I am using Django 3.0.7
Python 3.6.8
Postgresql 11

Its a generic FIDO2 usb auth device which functions for other use cases, and works once I made these adjustments.

[mkalioby]

Which browser are you testing against?

For is_authenticated(), the change is part if Django 2.0, so we need to try both

[d3cline]

I have been testing with the latest versions of both Firefox and Chrome. Most of my debugging is Chrome for FIDO2 so far, but I could try other browsers if required.

[mkalioby]

Can you please give me the test case for js issues? So I reproduce it

[d3cline]

The test case was authentication using a FIDO2 USB, the failure will trigger during auth.
I have a feeling thinking about how I was working on it that the first error is caused by the second, that the fact I wasn't getting request.ok may have been causing res to also be undefined, but I am not sure. I was getting a 500 because of the django version issue. The error was that the 'return res =' was not passing to the next line correctly, and by moving it into 1 function as described I was able to bypass needing to pass it at all. (I admit its hard to describe that line of code, it has a lot going on)

[mkalioby]

So to have clear,

• You registered your key successfully 
• Logout 
• Failure at login

Do I miss something?

[d3cline]

Correct.

[d3cline]

Trying on linux vs windows I am getting different results... Will do more testing and post back when I have more info.

[d3cline]

      }).then(function (response) {
          if (response.statusText=="OK")

Changed to

      }).then(function (response) {
          if (response.ok)

for some reason between os/browser 'statusText' was empty vs 'OK' on the other platform.

[mkalioby]

@d3cline Can you provide a demo app to show the problem on github and send me the link as I tried and I can reproduce the templates issue

[d3cline]

Not sure I can.
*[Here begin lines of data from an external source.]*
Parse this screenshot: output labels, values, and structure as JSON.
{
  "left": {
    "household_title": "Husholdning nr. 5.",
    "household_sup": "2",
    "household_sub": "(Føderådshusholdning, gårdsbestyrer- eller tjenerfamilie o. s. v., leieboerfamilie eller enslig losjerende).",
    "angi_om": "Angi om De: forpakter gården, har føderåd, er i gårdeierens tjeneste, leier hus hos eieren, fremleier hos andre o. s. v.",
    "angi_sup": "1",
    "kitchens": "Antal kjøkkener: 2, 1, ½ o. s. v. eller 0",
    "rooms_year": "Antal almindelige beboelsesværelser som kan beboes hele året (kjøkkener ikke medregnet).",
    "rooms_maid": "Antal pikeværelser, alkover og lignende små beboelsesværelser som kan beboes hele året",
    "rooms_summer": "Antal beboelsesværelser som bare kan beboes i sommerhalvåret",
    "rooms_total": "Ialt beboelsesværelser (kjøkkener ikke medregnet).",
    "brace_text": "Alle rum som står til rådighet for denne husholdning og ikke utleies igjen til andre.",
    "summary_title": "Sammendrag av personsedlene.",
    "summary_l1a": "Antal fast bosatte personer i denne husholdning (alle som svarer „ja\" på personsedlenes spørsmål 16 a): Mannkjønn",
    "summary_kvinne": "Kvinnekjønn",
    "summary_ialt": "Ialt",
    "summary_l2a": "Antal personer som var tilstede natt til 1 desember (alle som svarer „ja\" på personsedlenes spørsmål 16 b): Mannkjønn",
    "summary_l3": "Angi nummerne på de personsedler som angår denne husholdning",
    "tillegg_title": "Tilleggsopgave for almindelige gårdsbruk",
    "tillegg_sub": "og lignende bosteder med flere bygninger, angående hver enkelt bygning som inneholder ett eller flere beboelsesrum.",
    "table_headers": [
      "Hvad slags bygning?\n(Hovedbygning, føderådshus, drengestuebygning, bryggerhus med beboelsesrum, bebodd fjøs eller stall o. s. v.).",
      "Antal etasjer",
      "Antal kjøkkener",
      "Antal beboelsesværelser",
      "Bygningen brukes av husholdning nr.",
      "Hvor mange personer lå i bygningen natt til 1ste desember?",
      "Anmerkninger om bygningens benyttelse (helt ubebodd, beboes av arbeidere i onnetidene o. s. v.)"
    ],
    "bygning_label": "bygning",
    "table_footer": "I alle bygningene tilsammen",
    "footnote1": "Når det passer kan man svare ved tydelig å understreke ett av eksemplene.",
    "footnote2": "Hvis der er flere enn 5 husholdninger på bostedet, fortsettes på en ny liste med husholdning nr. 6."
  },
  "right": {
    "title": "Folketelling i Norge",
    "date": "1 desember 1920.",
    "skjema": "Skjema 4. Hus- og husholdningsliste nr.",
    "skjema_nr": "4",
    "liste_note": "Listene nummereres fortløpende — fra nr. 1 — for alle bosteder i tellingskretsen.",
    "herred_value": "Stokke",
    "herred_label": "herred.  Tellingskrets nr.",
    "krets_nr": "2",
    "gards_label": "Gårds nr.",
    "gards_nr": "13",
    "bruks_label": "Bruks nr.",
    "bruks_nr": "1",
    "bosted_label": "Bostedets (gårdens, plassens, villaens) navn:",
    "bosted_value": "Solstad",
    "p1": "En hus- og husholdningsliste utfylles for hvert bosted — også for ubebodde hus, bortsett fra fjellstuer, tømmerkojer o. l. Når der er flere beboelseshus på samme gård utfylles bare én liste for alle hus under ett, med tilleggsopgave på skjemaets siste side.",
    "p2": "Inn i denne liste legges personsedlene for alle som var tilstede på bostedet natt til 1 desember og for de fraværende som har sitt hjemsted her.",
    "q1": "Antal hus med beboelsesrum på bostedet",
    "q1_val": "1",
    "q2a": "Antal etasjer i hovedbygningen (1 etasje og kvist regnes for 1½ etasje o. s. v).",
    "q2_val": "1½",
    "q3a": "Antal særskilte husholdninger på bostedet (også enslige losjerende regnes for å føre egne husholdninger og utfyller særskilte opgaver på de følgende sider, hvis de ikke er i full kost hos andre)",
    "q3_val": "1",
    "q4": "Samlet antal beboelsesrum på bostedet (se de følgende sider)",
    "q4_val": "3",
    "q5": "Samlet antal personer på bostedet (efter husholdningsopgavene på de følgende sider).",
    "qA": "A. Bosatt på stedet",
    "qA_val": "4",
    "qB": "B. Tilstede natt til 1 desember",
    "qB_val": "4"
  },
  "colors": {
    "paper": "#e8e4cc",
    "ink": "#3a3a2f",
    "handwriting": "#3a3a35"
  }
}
Let me try to explain a bit.
In my integration I have to override the templates a lot and some functions since we are 100% JSON API based. It would be difficult to isolate this code from the rest of the app.
Having spent some more time thinking about it, and knowing you can't reproduce it,
I feel if the is authenticated bool is fixed this should resolve itself. and even if not at least the template code has a django cannon way to approach it via override. The core module working means I as a dev can deal with the template. There might be some better error handling for installed.ok and status in those lines which I feel would help in writing custom templates, or debugging issues in the future.
Tldr I think the 500 from the failed upstream may have been causing it, fixing the error handling will aid in any future triggering of the underlying problem.